1. Actually, you only get revision numbers if the user’s browser is FireFox. I believe it is safe to assume that the average FireFox user would be more Internet security savvy than the average Internet Explorer user, so we may consider these numbers an upper bound.

2. Data is based on several hundred thousand unique visitors.

“Virtual Worlds, Real Exploits” Presentation Posted

Posted in Conferences on June 1, 2008 by Dino Dai Zovi

Charlie Miller and I presented our research into exploiting SecondLife at ShmooCon 2008 and they have just posted our materials online.  Check out the video to see Charlie and I running our Linden-stealing QuickTime exploit in SecondLife, live and on ice stage.  For more information, check out the slides or more details at Independent Security Evaluators.  This year was my first ShmooCon and I really had a blast, so props to the Shmoo crew for putting on a fun con.

UPDATE @ 20080605: An authoritative reader corrected me on the slides that, “http://www.kb.cert.org/vuls/id/112179 was a heap overflow parsing the Reason-Phrase.  I think the vulnerability was actually CVE-2007-6166 http://cve.mitre.org/cgi-bin/cvename.cgi?name=CVE-2007-6166 which was a stack buffer overflow in the parsing of the Content-Type and which had a PoC by h07.”

Very true, we got the links wrong, the exploit was for the Content-Type stack overflow.

MacOS X Vulnerability Metrics: Apple vs. The World

Posted in Apple, Vulnerabilities on May 29, 2008 by Dino Dai Zovi

Apple dropped a ton of security updates this week and since everybody loves vulnerability metrics, I’m going to join in on the fun also. But unlike seemingly everyone else, I’m not going to compare MacOS X to another operating system and tally up which system had the most critical vulnerabilities this month. I’m going to compare bug hunters: Apple vs. external researchers vs. upstream packages and draw a (hopefully) interesting conclusion.

I have always been fascinated by the number of unattributed vulnerabilities in Apple’s security update notices, which I am assuming are internally identified vulnerabilities (Apple Product Security, perhaps?).  Apple is pretty unique in this regard, most closed-source software vendors don’t issue security updates for internally identified vulnerabilities in shipping products. So we have to either assume that everyone else is only fixing the vulnerabilities in the development branch of their next release or they aren’t even looking. Software, especially critical software connected to the Internet, is not the Ronco Showtime Rotisserie: You can’t just “set it and forget it.”
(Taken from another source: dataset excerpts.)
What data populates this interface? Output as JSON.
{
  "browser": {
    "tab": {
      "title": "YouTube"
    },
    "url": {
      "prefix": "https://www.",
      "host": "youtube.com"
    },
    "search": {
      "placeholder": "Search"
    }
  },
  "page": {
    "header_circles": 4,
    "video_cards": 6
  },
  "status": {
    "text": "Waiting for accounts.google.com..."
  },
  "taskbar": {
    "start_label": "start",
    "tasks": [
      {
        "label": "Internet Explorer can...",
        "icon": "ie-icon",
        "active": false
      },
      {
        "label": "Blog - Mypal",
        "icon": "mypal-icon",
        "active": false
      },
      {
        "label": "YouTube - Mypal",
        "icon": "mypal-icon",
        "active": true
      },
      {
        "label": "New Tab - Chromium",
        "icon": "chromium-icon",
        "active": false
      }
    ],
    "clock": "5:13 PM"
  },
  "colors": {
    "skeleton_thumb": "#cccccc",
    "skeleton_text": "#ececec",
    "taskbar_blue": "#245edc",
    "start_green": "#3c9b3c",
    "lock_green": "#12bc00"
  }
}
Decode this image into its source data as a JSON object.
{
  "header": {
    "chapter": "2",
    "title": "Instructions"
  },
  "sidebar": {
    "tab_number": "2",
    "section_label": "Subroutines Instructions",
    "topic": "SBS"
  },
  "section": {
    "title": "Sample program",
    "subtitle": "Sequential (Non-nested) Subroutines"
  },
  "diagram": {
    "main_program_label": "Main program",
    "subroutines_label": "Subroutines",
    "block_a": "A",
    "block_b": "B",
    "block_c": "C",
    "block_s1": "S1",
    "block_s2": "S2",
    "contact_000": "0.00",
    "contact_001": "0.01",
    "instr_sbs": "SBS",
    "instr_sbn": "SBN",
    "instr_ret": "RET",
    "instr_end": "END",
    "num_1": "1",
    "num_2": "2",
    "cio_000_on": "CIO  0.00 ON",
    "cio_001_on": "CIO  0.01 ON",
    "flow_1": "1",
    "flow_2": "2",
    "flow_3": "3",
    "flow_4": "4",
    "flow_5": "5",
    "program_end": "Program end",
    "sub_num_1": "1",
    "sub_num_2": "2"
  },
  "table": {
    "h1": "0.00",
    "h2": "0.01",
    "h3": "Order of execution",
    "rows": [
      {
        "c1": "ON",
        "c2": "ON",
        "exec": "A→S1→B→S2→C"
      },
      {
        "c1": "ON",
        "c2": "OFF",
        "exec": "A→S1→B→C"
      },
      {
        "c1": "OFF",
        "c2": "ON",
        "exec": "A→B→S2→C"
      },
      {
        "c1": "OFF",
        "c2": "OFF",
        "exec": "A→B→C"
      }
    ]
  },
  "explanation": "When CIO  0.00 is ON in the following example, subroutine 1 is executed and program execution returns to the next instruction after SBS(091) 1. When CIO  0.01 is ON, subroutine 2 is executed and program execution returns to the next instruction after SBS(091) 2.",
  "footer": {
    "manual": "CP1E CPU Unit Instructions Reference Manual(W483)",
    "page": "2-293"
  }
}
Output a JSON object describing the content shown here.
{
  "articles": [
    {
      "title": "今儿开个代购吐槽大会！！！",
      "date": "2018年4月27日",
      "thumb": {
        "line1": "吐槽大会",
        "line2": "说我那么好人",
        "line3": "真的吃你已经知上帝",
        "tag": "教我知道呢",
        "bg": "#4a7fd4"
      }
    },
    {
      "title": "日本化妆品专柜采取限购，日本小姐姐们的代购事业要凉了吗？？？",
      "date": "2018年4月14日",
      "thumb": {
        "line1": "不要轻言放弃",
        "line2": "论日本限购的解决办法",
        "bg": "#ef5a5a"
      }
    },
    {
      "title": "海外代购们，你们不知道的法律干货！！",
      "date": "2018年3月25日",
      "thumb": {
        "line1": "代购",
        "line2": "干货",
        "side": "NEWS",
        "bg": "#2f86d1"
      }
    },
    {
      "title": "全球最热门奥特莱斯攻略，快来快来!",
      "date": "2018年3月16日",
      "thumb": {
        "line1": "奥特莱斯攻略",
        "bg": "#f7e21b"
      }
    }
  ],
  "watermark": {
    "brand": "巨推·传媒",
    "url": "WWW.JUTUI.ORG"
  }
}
So let’s see how they stack up for the year so far. My methodology is simple. Count vulnerabilities by CVEs, eliminate duplicates, and tally up which vulnerabilities were: unattributed, credited to an external researcher, or fixed as part of Apple updating an externally developed part of MacOS X to a newer version. Although WebKit is an open source project, I considered it Apple code so vulnerabilities fixed in it are counted as either internally or externally found vulnerabilities.

The 2008-003 update had 41 security updates: 12 of which were internally identified, 10 reported by external researchers, and 19 vulnerabilities fixed in upstream software packages. The 2008-002 update was a whopper with 20 internally identified vulnerabilities, 8 externally reported, and 62 (!) in upstream packages. The relatively petite 2008-001 update had 3 internally identified vulnerabilities, 5 externally reported, and 3 from upstream packages.

I counted up all of the Apple Security Updates (including iPhone, AirPort, etc) for the year and the grand totals were:

  • Internal: 44
  • External: 53
  • Upstream: 84

This brings me to my guess as to what Apple is doing and my advice to software vendors: You should be finding and fixing at least as many vulnerabilities in your shipping products as external researchers are. There is no reason that you can’t keep up, you have the source code and they don’t.  Only finding and fixing vulnerabilities in development for future releases and treating external vulnerability reports like other bug reports (customers X have issue Y w/ product Z) is a bad model for security vulnerability response when “customers X” are 98% of Internet users, “issue Y” is remote code execution, and “product Z” is Flash.